- Relator(a)
- Ministro Reynaldo Soares da Fonseca
- Órgão julgador
- Quinta Turma
- Data do julgamento
- 03/05/2018
- Data de publicação
- 08/05/2018
STJ – Acórdão, Rel. Ministro Reynaldo Soares da Fonseca, Quinta Turma, j. 03/05/2018, p. 08/05/2018
HABEAS CORPUS. IMPETRAÇÃO ORIGINÁRIA. SUBSTITUIÇÃO AO RECURSO ORDINÁRIO CABÍVEL. IMPOSSIBILIDADE. RECEPTAÇÃO QUALIFICADA. ALEGAÇÃO DE NULIDADE DO DECRETO PRISIONAL. NÃO OCORRÊNCIA. PRISÃO PREVENTIVA. GARANTIA DA ORDEM PÚBLICA. RISCO DE REITERAÇÃO. COAÇÃO ILEGAL NÃO DEMONSTRADA. 1. O Supremo Tribunal Federal, por sua Primeira Turma, e a Terceira Seção deste Superior Tribunal de Justiça, diante da utilização crescente e sucessiva do habeas corpus, passaram a restringir a sua admissibilidade quando o ato ilegal for passível de impugnação pela via recursal própria, sem olvidar a possibilidade de concessão da ordem, de ofício, nos casos de flagrante ilegalidade. Esse entendimento objetivou preservar a utilidade e a eficácia do mandamus, que é o instrumento constitucional mais importante de proteção à liberdade individual do cidadão ameaçada por ato ilegal ou abuso de poder, garantindo a celeridade que o seu julgamento requer. 2. A privação antecipada da liberdade do cidadão acusado de crime reveste-se de caráter excepcional em nosso ordenamento jurídico (art. 5º, LXI, LXV e LXVI, da CF). Assim, a medida, embora possível, deve estar embasada em decisão judicial fundamentada (art. 93, IX, da CF), que demonstre a existência da prova da materialidade do crime e a presença de indícios suficientes da autoria, bem como a ocorrência de um ou mais pressupostos do artigo 312 do Código de Processo Penal. 3. A alegação de nulidade em razão de a homologação da prisão preventiva ter sido efetivada por juízo incompetente não merece prosperar.
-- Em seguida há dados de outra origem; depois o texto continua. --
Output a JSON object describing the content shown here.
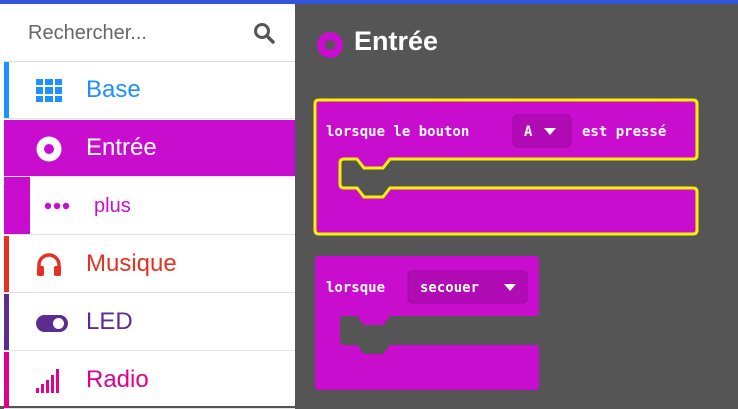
{
  "search": {
    "placeholder": "Rechercher..."
  },
  "categories": [
    {
      "label": "Base",
      "color": "#1e90ff",
      "icon": "grid-icon"
    },
    {
      "label": "Entrée",
      "color": "#c90dce",
      "icon": "radio-button-icon",
      "selected": true
    },
    {
      "label": "plus",
      "color": "#c90dce",
      "icon": "more-dots-icon",
      "sub": true
    },
    {
      "label": "Musique",
      "color": "#e63022",
      "icon": "headphones-icon"
    },
    {
      "label": "LED",
      "color": "#5c2d91",
      "icon": "toggle-icon"
    },
    {
      "label": "Radio",
      "color": "#e3008c",
      "icon": "signal-bars-icon"
    }
  ],
  "flyout": {
    "title": "Entrée",
    "icon": "radio-button-icon"
  },
  "blocks": [
    {
      "text_before": "lorsque le bouton",
      "dropdown_value": "A",
      "text_after": "est pressé",
      "color": "#c90dce",
      "highlight": "#fff200"
    },
    {
      "text_before": "lorsque",
      "dropdown_value": "secouer",
      "color": "#c90dce"
    }
  ]
}
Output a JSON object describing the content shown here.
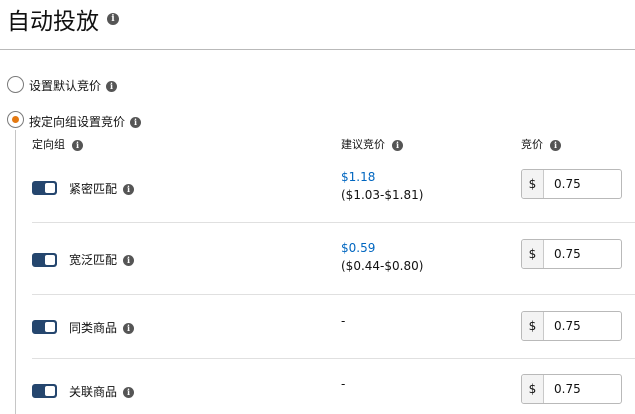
{
  "page": {
    "title": "自动投放"
  },
  "options": {
    "default_bid": "设置默认竞价",
    "targeting_group_bid": "按定向组设置竞价"
  },
  "table": {
    "headers": {
      "targeting_group": "定向组",
      "suggested_bid": "建议竞价",
      "bid": "竞价"
    },
    "rows": [
      {
        "name": "紧密匹配",
        "enabled": true,
        "suggested": "$1.18",
        "range": "($1.03-$1.81)",
        "currency": "$",
        "bid": "0.75"
      },
      {
        "name": "宽泛匹配",
        "enabled": true,
        "suggested": "$0.59",
        "range": "($0.44-$0.80)",
        "currency": "$",
        "bid": "0.75"
      },
      {
        "name": "同类商品",
        "enabled": true,
        "suggested": "-",
        "currency": "$",
        "bid": "0.75"
      },
      {
        "name": "关联商品",
        "enabled": true,
        "suggested": "-",
        "currency": "$",
        "bid": "0.75"
      }
    ]
  },
  "colors": {
    "toggle_on": "#25466e",
    "radio_selected": "#e47911",
    "link_blue": "#0066c0"
  },
  "icons": {
    "info": "info-icon"
  }
}
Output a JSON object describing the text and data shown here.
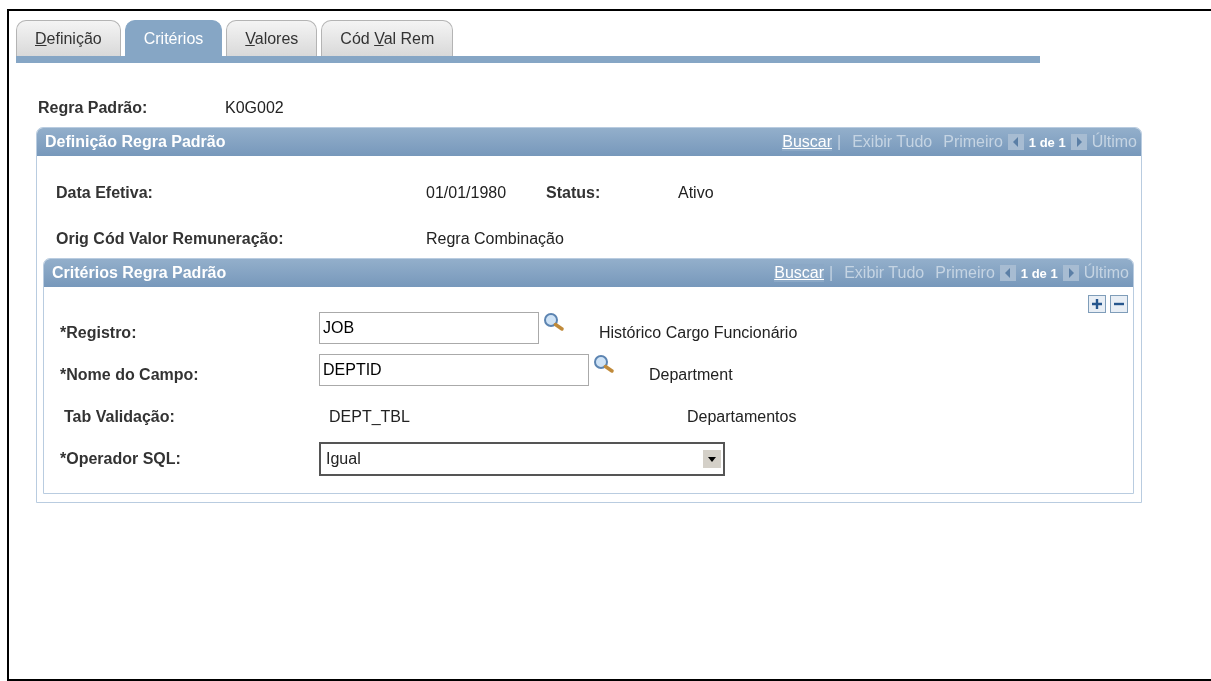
{
  "tabs": [
    {
      "key": "D",
      "post": "efinição",
      "selected": false
    },
    {
      "post": "Critérios",
      "selected": true
    },
    {
      "key": "V",
      "post": "alores",
      "selected": false
    },
    {
      "pre": "Cód ",
      "key": "V",
      "post": "al Rem",
      "selected": false
    }
  ],
  "header": {
    "label": "Regra Padrão:",
    "value": "K0G002"
  },
  "outer_group": {
    "title": "Definição Regra Padrão",
    "nav": {
      "find": "Buscar",
      "separator": "|",
      "view_all": "Exibir Tudo",
      "first": "Primeiro",
      "count": "1 de 1",
      "last": "Último"
    },
    "effective_date": {
      "label": "Data Efetiva:",
      "value": "01/01/1980"
    },
    "status": {
      "label": "Status:",
      "value": "Ativo"
    },
    "source": {
      "label": "Orig Cód Valor Remuneração:",
      "value": "Regra Combinação"
    }
  },
  "inner_group": {
    "title": "Critérios Regra Padrão",
    "nav": {
      "find": "Buscar",
      "separator": "|",
      "view_all": "Exibir Tudo",
      "first": "Primeiro",
      "count": "1 de 1",
      "last": "Último"
    },
    "rows": [
      {
        "kind": "lookup",
        "label": "*Registro:",
        "value": "JOB",
        "description": "Histórico Cargo Funcionário"
      },
      {
        "kind": "lookup",
        "label": "*Nome do Campo:",
        "value": "DEPTID",
        "description": "Department"
      },
      {
        "kind": "readonly",
        "label": "Tab Validação:",
        "value": "DEPT_TBL",
        "description": "Departamentos"
      },
      {
        "kind": "select",
        "label": "*Operador SQL:",
        "value": "Igual"
      }
    ]
  }
}
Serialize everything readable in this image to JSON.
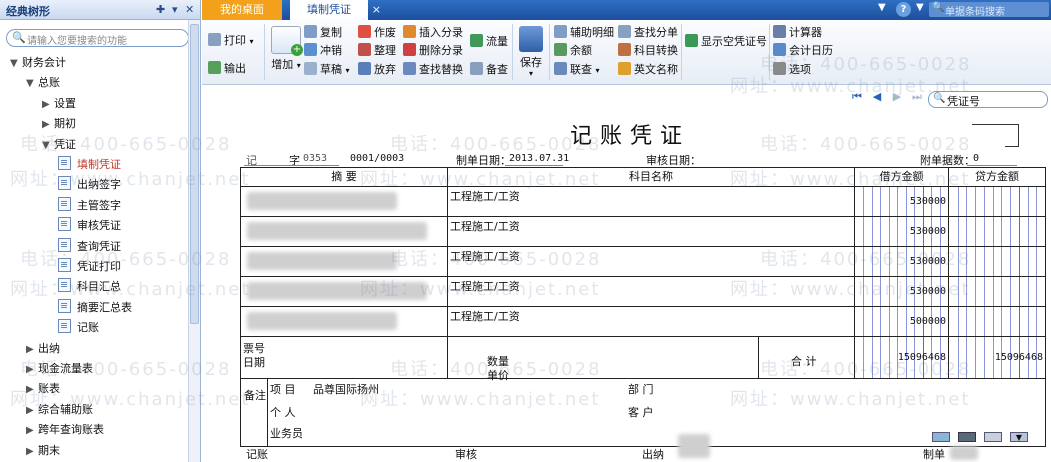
{
  "left_panel": {
    "title": "经典树形",
    "search_placeholder": "请输入您要搜索的功能",
    "tree": [
      {
        "label": "财务会计",
        "level": 0,
        "arrow": "▼",
        "type": "folder"
      },
      {
        "label": "总账",
        "level": 1,
        "arrow": "▼",
        "type": "folder"
      },
      {
        "label": "设置",
        "level": 2,
        "arrow": "▶",
        "type": "folder"
      },
      {
        "label": "期初",
        "level": 2,
        "arrow": "▶",
        "type": "folder"
      },
      {
        "label": "凭证",
        "level": 2,
        "arrow": "▼",
        "type": "folder"
      },
      {
        "label": "填制凭证",
        "level": 3,
        "arrow": "",
        "type": "doc",
        "selected": true
      },
      {
        "label": "出纳签字",
        "level": 3,
        "arrow": "",
        "type": "doc"
      },
      {
        "label": "主管签字",
        "level": 3,
        "arrow": "",
        "type": "doc"
      },
      {
        "label": "审核凭证",
        "level": 3,
        "arrow": "",
        "type": "doc"
      },
      {
        "label": "查询凭证",
        "level": 3,
        "arrow": "",
        "type": "doc"
      },
      {
        "label": "凭证打印",
        "level": 3,
        "arrow": "",
        "type": "doc"
      },
      {
        "label": "科目汇总",
        "level": 3,
        "arrow": "",
        "type": "doc"
      },
      {
        "label": "摘要汇总表",
        "level": 3,
        "arrow": "",
        "type": "doc"
      },
      {
        "label": "记账",
        "level": 3,
        "arrow": "",
        "type": "doc"
      },
      {
        "label": "出纳",
        "level": 1,
        "arrow": "▶",
        "type": "folder"
      },
      {
        "label": "现金流量表",
        "level": 1,
        "arrow": "▶",
        "type": "folder"
      },
      {
        "label": "账表",
        "level": 1,
        "arrow": "▶",
        "type": "folder"
      },
      {
        "label": "综合辅助账",
        "level": 1,
        "arrow": "▶",
        "type": "folder"
      },
      {
        "label": "跨年查询账表",
        "level": 1,
        "arrow": "▶",
        "type": "folder"
      },
      {
        "label": "期末",
        "level": 1,
        "arrow": "▶",
        "type": "folder"
      }
    ]
  },
  "tabs": {
    "desktop": "我的桌面",
    "active": "填制凭证",
    "close": "×",
    "barcode_placeholder": "单据条码搜索"
  },
  "toolbar": {
    "print": "打印",
    "export": "输出",
    "add": "增加",
    "copy": "复制",
    "reverse": "冲销",
    "draft": "草稿",
    "void": "作废",
    "organize": "整理",
    "discard": "放弃",
    "insert_entry": "插入分录",
    "delete_entry": "删除分录",
    "find_replace": "查找替换",
    "flow": "流量",
    "note": "备查",
    "save": "保存",
    "aux_detail": "辅助明细",
    "balance": "余额",
    "linked": "联查",
    "find_entry": "查找分单",
    "account_convert": "科目转换",
    "english_name": "英文名称",
    "show_empty": "显示空凭证号",
    "calculator": "计算器",
    "calendar": "会计日历",
    "options": "选项"
  },
  "nav": {
    "search_label": "凭证号"
  },
  "voucher": {
    "title": "记账凭证",
    "type": "记",
    "zi_label": "字",
    "zi_value": "0353",
    "number": "0001/0003",
    "date_label": "制单日期：",
    "date_value": "2013.07.31",
    "audit_label": "审核日期：",
    "attach_label": "附单据数：",
    "attach_value": "0",
    "headers": {
      "summary": "摘 要",
      "account": "科目名称",
      "debit": "借方金额",
      "credit": "贷方金额"
    },
    "rows": [
      {
        "account": "工程施工/工资",
        "debit": "530000",
        "credit": ""
      },
      {
        "account": "工程施工/工资",
        "debit": "530000",
        "credit": ""
      },
      {
        "account": "工程施工/工资",
        "debit": "530000",
        "credit": ""
      },
      {
        "account": "工程施工/工资",
        "debit": "530000",
        "credit": ""
      },
      {
        "account": "工程施工/工资",
        "debit": "500000",
        "credit": ""
      }
    ],
    "ticket_no": "票号",
    "ticket_date": "日期",
    "quantity": "数量",
    "unit_price": "单价",
    "total_label": "合 计",
    "total_debit": "15096468",
    "total_credit": "15096468",
    "remark": "备注",
    "project_label": "项 目",
    "project_value": "品尊国际扬州",
    "department_label": "部 门",
    "person_label": "个 人",
    "customer_label": "客 户",
    "salesman_label": "业务员",
    "footer": {
      "bookkeep": "记账",
      "audit": "审核",
      "cashier": "出纳",
      "maker": "制单"
    }
  },
  "watermark": {
    "phone": "电话：400-665-0028",
    "site": "网址：www.chanjet.net"
  },
  "colors": {
    "tab_bar": "#1d4f9c",
    "desk_tab": "#f3a11b",
    "selected_tree": "#c0392b",
    "grid_line": "#2a3fbf",
    "grid_red": "#d03030"
  }
}
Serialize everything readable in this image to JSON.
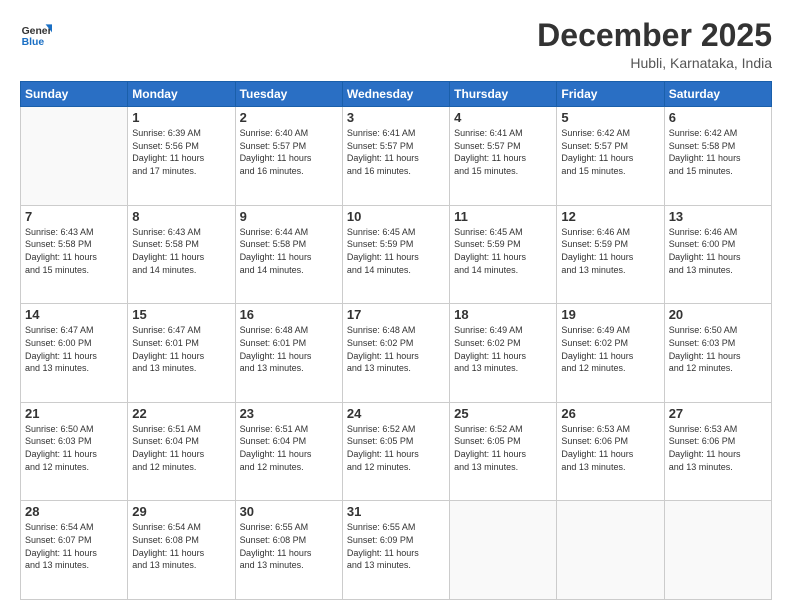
{
  "header": {
    "logo_line1": "General",
    "logo_line2": "Blue",
    "month": "December 2025",
    "location": "Hubli, Karnataka, India"
  },
  "days_of_week": [
    "Sunday",
    "Monday",
    "Tuesday",
    "Wednesday",
    "Thursday",
    "Friday",
    "Saturday"
  ],
  "weeks": [
    [
      {
        "day": "",
        "info": ""
      },
      {
        "day": "1",
        "info": "Sunrise: 6:39 AM\nSunset: 5:56 PM\nDaylight: 11 hours\nand 17 minutes."
      },
      {
        "day": "2",
        "info": "Sunrise: 6:40 AM\nSunset: 5:57 PM\nDaylight: 11 hours\nand 16 minutes."
      },
      {
        "day": "3",
        "info": "Sunrise: 6:41 AM\nSunset: 5:57 PM\nDaylight: 11 hours\nand 16 minutes."
      },
      {
        "day": "4",
        "info": "Sunrise: 6:41 AM\nSunset: 5:57 PM\nDaylight: 11 hours\nand 15 minutes."
      },
      {
        "day": "5",
        "info": "Sunrise: 6:42 AM\nSunset: 5:57 PM\nDaylight: 11 hours\nand 15 minutes."
      },
      {
        "day": "6",
        "info": "Sunrise: 6:42 AM\nSunset: 5:58 PM\nDaylight: 11 hours\nand 15 minutes."
      }
    ],
    [
      {
        "day": "7",
        "info": "Sunrise: 6:43 AM\nSunset: 5:58 PM\nDaylight: 11 hours\nand 15 minutes."
      },
      {
        "day": "8",
        "info": "Sunrise: 6:43 AM\nSunset: 5:58 PM\nDaylight: 11 hours\nand 14 minutes."
      },
      {
        "day": "9",
        "info": "Sunrise: 6:44 AM\nSunset: 5:58 PM\nDaylight: 11 hours\nand 14 minutes."
      },
      {
        "day": "10",
        "info": "Sunrise: 6:45 AM\nSunset: 5:59 PM\nDaylight: 11 hours\nand 14 minutes."
      },
      {
        "day": "11",
        "info": "Sunrise: 6:45 AM\nSunset: 5:59 PM\nDaylight: 11 hours\nand 14 minutes."
      },
      {
        "day": "12",
        "info": "Sunrise: 6:46 AM\nSunset: 5:59 PM\nDaylight: 11 hours\nand 13 minutes."
      },
      {
        "day": "13",
        "info": "Sunrise: 6:46 AM\nSunset: 6:00 PM\nDaylight: 11 hours\nand 13 minutes."
      }
    ],
    [
      {
        "day": "14",
        "info": "Sunrise: 6:47 AM\nSunset: 6:00 PM\nDaylight: 11 hours\nand 13 minutes."
      },
      {
        "day": "15",
        "info": "Sunrise: 6:47 AM\nSunset: 6:01 PM\nDaylight: 11 hours\nand 13 minutes."
      },
      {
        "day": "16",
        "info": "Sunrise: 6:48 AM\nSunset: 6:01 PM\nDaylight: 11 hours\nand 13 minutes."
      },
      {
        "day": "17",
        "info": "Sunrise: 6:48 AM\nSunset: 6:02 PM\nDaylight: 11 hours\nand 13 minutes."
      },
      {
        "day": "18",
        "info": "Sunrise: 6:49 AM\nSunset: 6:02 PM\nDaylight: 11 hours\nand 13 minutes."
      },
      {
        "day": "19",
        "info": "Sunrise: 6:49 AM\nSunset: 6:02 PM\nDaylight: 11 hours\nand 12 minutes."
      },
      {
        "day": "20",
        "info": "Sunrise: 6:50 AM\nSunset: 6:03 PM\nDaylight: 11 hours\nand 12 minutes."
      }
    ],
    [
      {
        "day": "21",
        "info": "Sunrise: 6:50 AM\nSunset: 6:03 PM\nDaylight: 11 hours\nand 12 minutes."
      },
      {
        "day": "22",
        "info": "Sunrise: 6:51 AM\nSunset: 6:04 PM\nDaylight: 11 hours\nand 12 minutes."
      },
      {
        "day": "23",
        "info": "Sunrise: 6:51 AM\nSunset: 6:04 PM\nDaylight: 11 hours\nand 12 minutes."
      },
      {
        "day": "24",
        "info": "Sunrise: 6:52 AM\nSunset: 6:05 PM\nDaylight: 11 hours\nand 12 minutes."
      },
      {
        "day": "25",
        "info": "Sunrise: 6:52 AM\nSunset: 6:05 PM\nDaylight: 11 hours\nand 13 minutes."
      },
      {
        "day": "26",
        "info": "Sunrise: 6:53 AM\nSunset: 6:06 PM\nDaylight: 11 hours\nand 13 minutes."
      },
      {
        "day": "27",
        "info": "Sunrise: 6:53 AM\nSunset: 6:06 PM\nDaylight: 11 hours\nand 13 minutes."
      }
    ],
    [
      {
        "day": "28",
        "info": "Sunrise: 6:54 AM\nSunset: 6:07 PM\nDaylight: 11 hours\nand 13 minutes."
      },
      {
        "day": "29",
        "info": "Sunrise: 6:54 AM\nSunset: 6:08 PM\nDaylight: 11 hours\nand 13 minutes."
      },
      {
        "day": "30",
        "info": "Sunrise: 6:55 AM\nSunset: 6:08 PM\nDaylight: 11 hours\nand 13 minutes."
      },
      {
        "day": "31",
        "info": "Sunrise: 6:55 AM\nSunset: 6:09 PM\nDaylight: 11 hours\nand 13 minutes."
      },
      {
        "day": "",
        "info": ""
      },
      {
        "day": "",
        "info": ""
      },
      {
        "day": "",
        "info": ""
      }
    ]
  ]
}
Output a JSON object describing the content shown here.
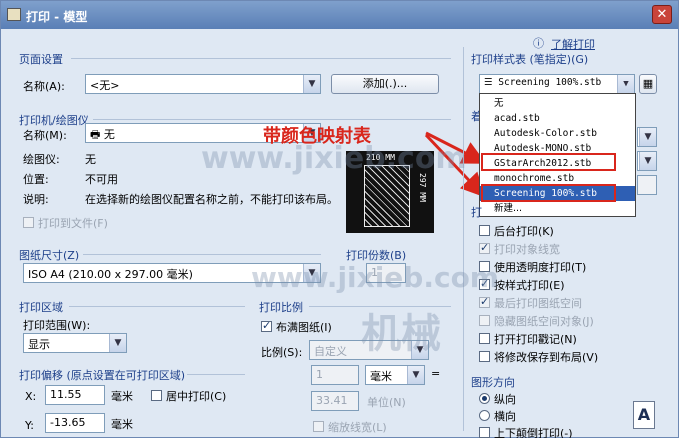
{
  "window": {
    "title": "打印 - 模型",
    "close_glyph": "✕"
  },
  "help_link": {
    "icon": "ⓘ",
    "label": "了解打印"
  },
  "page_setup": {
    "group_title": "页面设置",
    "name_label": "名称(A):",
    "name_value": "<无>",
    "add_button": "添加(.)..."
  },
  "printer": {
    "group_title": "打印机/绘图仪",
    "name_label": "名称(M):",
    "name_value": "无",
    "plotter_label": "绘图仪:",
    "plotter_value": "无",
    "location_label": "位置:",
    "location_value": "不可用",
    "desc_label": "说明:",
    "desc_value": "在选择新的绘图仪配置名称之前，不能打印该布局。",
    "print_to_file": "打印到文件(F)"
  },
  "preview": {
    "width_label": "210 MM",
    "height_label": "297 MM"
  },
  "paper_size": {
    "group_title": "图纸尺寸(Z)",
    "value": "ISO A4 (210.00 x 297.00 毫米)"
  },
  "copies": {
    "group_title": "打印份数(B)",
    "value": "1"
  },
  "plot_area": {
    "group_title": "打印区域",
    "range_label": "打印范围(W):",
    "range_value": "显示"
  },
  "plot_offset": {
    "group_title": "打印偏移 (原点设置在可打印区域)",
    "x_label": "X:",
    "x_value": "11.55",
    "x_unit": "毫米",
    "center_label": "居中打印(C)",
    "y_label": "Y:",
    "y_value": "-13.65",
    "y_unit": "毫米"
  },
  "plot_scale": {
    "group_title": "打印比例",
    "fit_label": "布满图纸(I)",
    "scale_label": "比例(S):",
    "scale_value": "自定义",
    "num_value": "1",
    "unit_value": "毫米",
    "equals": "=",
    "den_value": "33.41",
    "den_unit": "单位(N)",
    "lineweight_label": "缩放线宽(L)"
  },
  "plot_style": {
    "group_title": "打印样式表 (笔指定)(G)",
    "value": "Screening 100%.stb",
    "options": [
      "无",
      "acad.stb",
      "Autodesk-Color.stb",
      "Autodesk-MONO.stb",
      "GStarArch2012.stb",
      "monochrome.stb",
      "Screening 100%.stb",
      "新建..."
    ],
    "selected_index": 6
  },
  "shaded_group_initial": "着",
  "options": {
    "group_initial": "打",
    "items": [
      {
        "label": "后台打印(K)",
        "checked": false,
        "enabled": true
      },
      {
        "label": "打印对象线宽",
        "checked": true,
        "enabled": false
      },
      {
        "label": "使用透明度打印(T)",
        "checked": false,
        "enabled": true
      },
      {
        "label": "按样式打印(E)",
        "checked": true,
        "enabled": true
      },
      {
        "label": "最后打印图纸空间",
        "checked": true,
        "enabled": false
      },
      {
        "label": "隐藏图纸空间对象(J)",
        "checked": false,
        "enabled": false
      },
      {
        "label": "打开打印戳记(N)",
        "checked": false,
        "enabled": true
      },
      {
        "label": "将修改保存到布局(V)",
        "checked": false,
        "enabled": true
      }
    ]
  },
  "orientation": {
    "group_title": "图形方向",
    "portrait": "纵向",
    "landscape": "横向",
    "upside_down": "上下颠倒打印(-)",
    "icon_letter": "A"
  },
  "annotation": {
    "text": "带颜色映射表",
    "color": "#d9261c"
  },
  "watermarks": [
    "www.jixieb.com",
    "www.jixieb.com",
    "机械"
  ],
  "colors": {
    "accent": "#1d3f8a",
    "selection": "#2e5fb4",
    "annotation": "#d9261c"
  }
}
Todos os atos praticados anteriormente foram ratificados de maneira expressa pelo magistrado competente e, dessa forma, a incompetência do juízo não acarreta à nulidade automática dos autos. 4. No caso, o decreto prisional encontra-se devidamente fundamentado no risco à ordem pública, notadamente quando se analisa a possibilidade de reiteração, consubstanciado na presença de diversos registros criminais em seu desfavor (roubo majorado, formação de quadrilha, tráfico de drogas e associação para o tráfico). 5. Demonstrados os pressupostos e motivos autorizadores da custódia cautelar, elencados no art. 312 do CPP, não se vislumbra constrangimento ilegal a ser reparado de ofício por este Superior Tribunal de Justiça. 6. Habeas corpus não conhecido. (HC n. 432.186/PR, relator Ministro Reynaldo Soares da Fonseca, Quinta Turma, julgado em 3/5/2018, DJe de 8/5/2018.)